Performance Improvement Suggestions #4

@djeets

Description

@djeets

SQLite write contention in /api/collect causes performance degradation under concurrent traffic

Labels: bug, performance, database, help wanted, good first issue


Description

The /api/collect endpoint — the core analytics data collection path that every tracked pageview hits — executes 7-9 independent database operations per request without wrapping them in a transaction. Each operation independently acquires and releases the SQLite write lock.
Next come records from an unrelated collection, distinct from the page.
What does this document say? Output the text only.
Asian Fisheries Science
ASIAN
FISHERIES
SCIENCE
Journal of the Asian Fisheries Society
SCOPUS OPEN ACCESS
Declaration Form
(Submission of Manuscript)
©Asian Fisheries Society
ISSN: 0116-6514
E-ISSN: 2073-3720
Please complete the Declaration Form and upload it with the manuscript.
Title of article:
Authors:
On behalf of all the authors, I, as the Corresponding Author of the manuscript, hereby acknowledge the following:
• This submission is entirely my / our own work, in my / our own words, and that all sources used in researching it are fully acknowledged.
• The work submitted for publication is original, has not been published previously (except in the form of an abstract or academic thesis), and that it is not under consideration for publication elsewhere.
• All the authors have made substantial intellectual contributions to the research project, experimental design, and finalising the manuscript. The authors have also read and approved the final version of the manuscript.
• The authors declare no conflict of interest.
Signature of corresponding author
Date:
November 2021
Under concurrent traffic (100+ simultaneous visitors generating pageviews), this creates write lock thrashing where requests compete for the database lock on every individual statement, severely limiting throughput. Additionally, the lack of a transaction boundary means a crash or error mid-sequence can leave inconsistent data in the database (e.g., a session row without its corresponding page_view row).

A secondary issue: src/lib/db.js only configures 3 SQLite pragmas, leaving significant performance on the table with suboptimal defaults for synchronous, cache_size, mmap_size, and temp_store.


Current Behavior

1. Lock acquisition pattern in /api/collect (src/pages/api/collect.js)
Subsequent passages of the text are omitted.